Свирид не ответил. Ему вдруг стало стыдно.

— Приходи в Дом офицеров, — решил Слотченко.

— Правильно! — гаркнул отец. — Пусть там понюхает…

Неизвестно, что он имел в виду. Адмирал Водыханов уже захмелел и тяготел к словесным клише. Двое в гражданском не вмешивались в беседу и чинно уплетали все подряд, граблями гребли. Свирид обратил внимание, что стрижка у обоих была очень короткой. А Слотченко вдруг свернул губы трубочкой и тихо дунул на Свирида.

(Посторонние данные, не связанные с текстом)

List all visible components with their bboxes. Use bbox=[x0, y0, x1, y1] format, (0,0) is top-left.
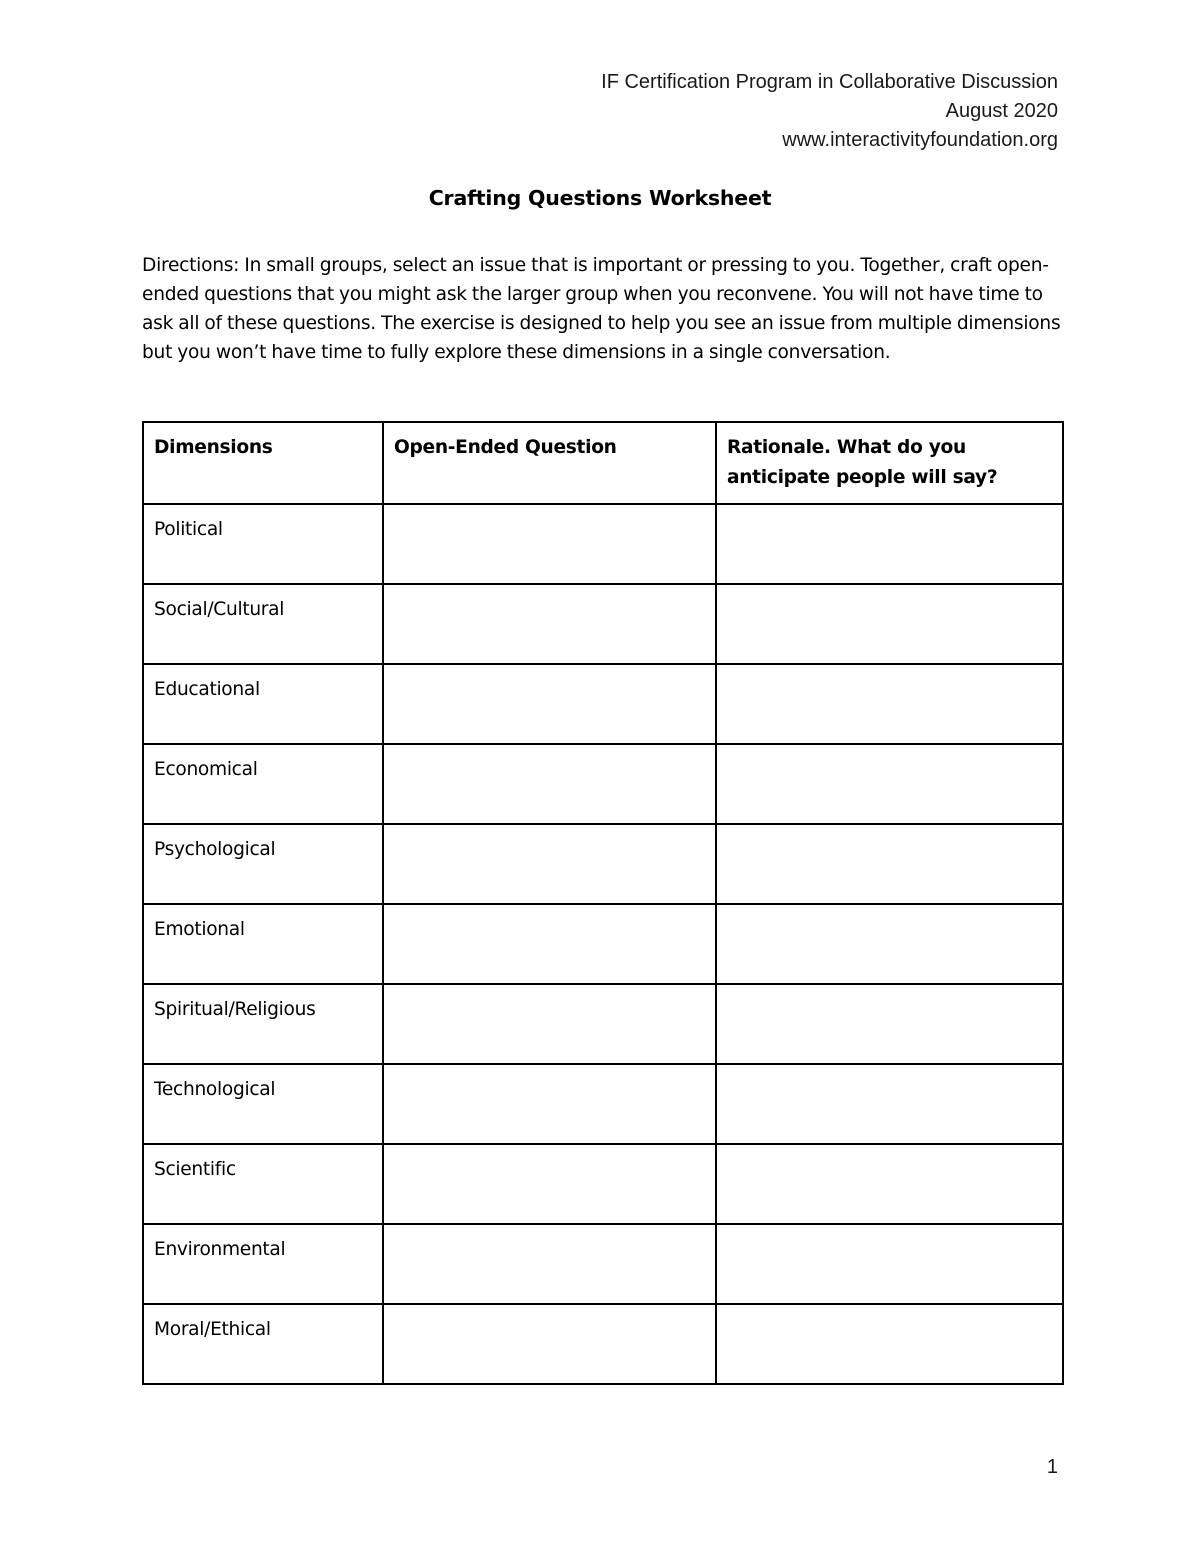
header-date: August 2020 bbox=[945, 100, 1058, 122]
question-cell[interactable] bbox=[383, 1064, 716, 1144]
dimension-cell: Economical bbox=[143, 744, 383, 824]
table-header-row bbox=[143, 422, 1063, 504]
question-cell[interactable] bbox=[383, 904, 716, 984]
dimension-cell: Technological bbox=[143, 1064, 383, 1144]
column-header-rationale: Rationale. What do you anticipate people will say? bbox=[716, 422, 1063, 504]
rationale-cell[interactable] bbox=[716, 824, 1063, 904]
table-row bbox=[143, 904, 1063, 984]
rationale-cell[interactable] bbox=[716, 664, 1063, 744]
dimension-cell: Psychological bbox=[143, 824, 383, 904]
table-row bbox=[143, 584, 1063, 664]
table-row bbox=[143, 504, 1063, 584]
question-cell[interactable] bbox=[383, 744, 716, 824]
dimension-cell: Educational bbox=[143, 664, 383, 744]
document-header bbox=[601, 68, 1058, 155]
column-header-dimensions: Dimensions bbox=[143, 422, 383, 504]
table-row bbox=[143, 1064, 1063, 1144]
table-row bbox=[143, 744, 1063, 824]
dimension-cell: Spiritual/Religious bbox=[143, 984, 383, 1064]
question-cell[interactable] bbox=[383, 664, 716, 744]
dimension-cell: Moral/Ethical bbox=[143, 1304, 383, 1384]
dimension-cell: Scientific bbox=[143, 1144, 383, 1224]
table-row bbox=[143, 1304, 1063, 1384]
rationale-cell[interactable] bbox=[716, 984, 1063, 1064]
question-cell[interactable] bbox=[383, 984, 716, 1064]
worksheet-table bbox=[142, 421, 1064, 1385]
rationale-cell[interactable] bbox=[716, 1064, 1063, 1144]
page-title: Crafting Questions Worksheet bbox=[428, 186, 772, 210]
question-cell[interactable] bbox=[383, 504, 716, 584]
rationale-cell[interactable] bbox=[716, 504, 1063, 584]
table-row bbox=[143, 1224, 1063, 1304]
dimension-cell: Emotional bbox=[143, 904, 383, 984]
rationale-cell[interactable] bbox=[716, 1304, 1063, 1384]
program-name: IF Certification Program in Collaborative Discussion bbox=[601, 71, 1058, 93]
question-cell[interactable] bbox=[383, 1144, 716, 1224]
dimension-cell: Political bbox=[143, 504, 383, 584]
dimension-cell: Social/Cultural bbox=[143, 584, 383, 664]
question-cell[interactable] bbox=[383, 1224, 716, 1304]
table-row bbox=[143, 664, 1063, 744]
dimension-cell: Environmental bbox=[143, 1224, 383, 1304]
table-row bbox=[143, 824, 1063, 904]
directions-paragraph: Directions: In small groups, select an issue that is important or pressing to you. Together, craft open-ended questions that you might ask the larger group when you reconvene. You will not have time to ask all of these questions. The exercise is designed to help you see an issue from multiple dimensions but you won’t have time to fully explore these dimensions in a single conversation. bbox=[142, 255, 1061, 363]
rationale-cell[interactable] bbox=[716, 904, 1063, 984]
table-row bbox=[143, 1144, 1063, 1224]
rationale-cell[interactable] bbox=[716, 584, 1063, 664]
rationale-cell[interactable] bbox=[716, 744, 1063, 824]
page-number: 1 bbox=[1046, 1456, 1058, 1478]
table-row bbox=[143, 984, 1063, 1064]
rationale-cell[interactable] bbox=[716, 1144, 1063, 1224]
column-header-question: Open-Ended Question bbox=[383, 422, 716, 504]
website-url: www.interactivityfoundation.org bbox=[782, 129, 1058, 151]
question-cell[interactable] bbox=[383, 1304, 716, 1384]
question-cell[interactable] bbox=[383, 584, 716, 664]
question-cell[interactable] bbox=[383, 824, 716, 904]
rationale-cell[interactable] bbox=[716, 1224, 1063, 1304]
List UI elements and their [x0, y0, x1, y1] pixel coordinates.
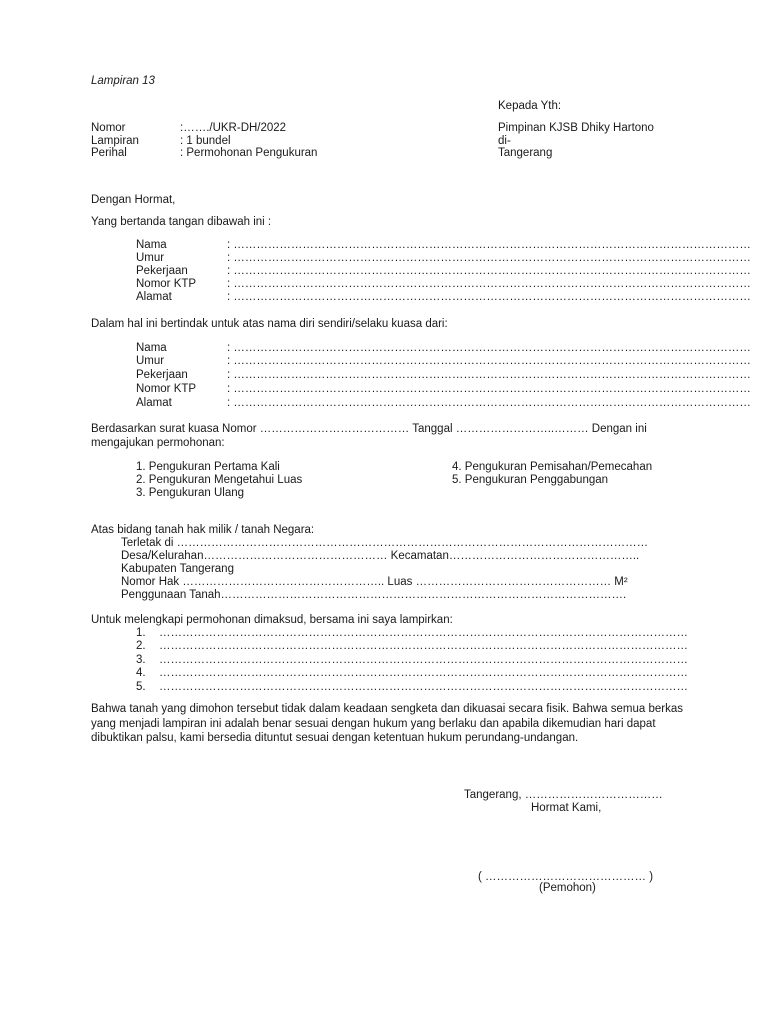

Тот непонимающе уставился на военного парикмахера. Слотченко повторил, и Свирид прислушался.

“У”, произнесенное шепотом, даже не голосом — только выдохом-дуновением.

Николай Володьевич подмигнул:

— Я подарю тебе ножницы.

Лишь в эту секунду Свирид обнаружил, что все еще держит в руках незаряженный пистолет.

 

4

Дом офицеров находился неподалеку — две остановки трамваем. Нужно было свернуть с набережной в маленький переулок, дойти до перекрестка, и там останавливался двадцатый номер. Свирида отпустили одного: настоял отец, хотя домашние твердили ему о страшных бандах, расплодившихся в городе после войны, которые ловят именно детей, и как раз свиридов.

— А потом — на базар, конечно, — саркастически усмехнулся отец. — Менять на крупу.

Он выдал сыну деньги на билет в оба конца и строго-настрого наказал нигде не задерживаться и никуда не ходить помимо парикмахерской.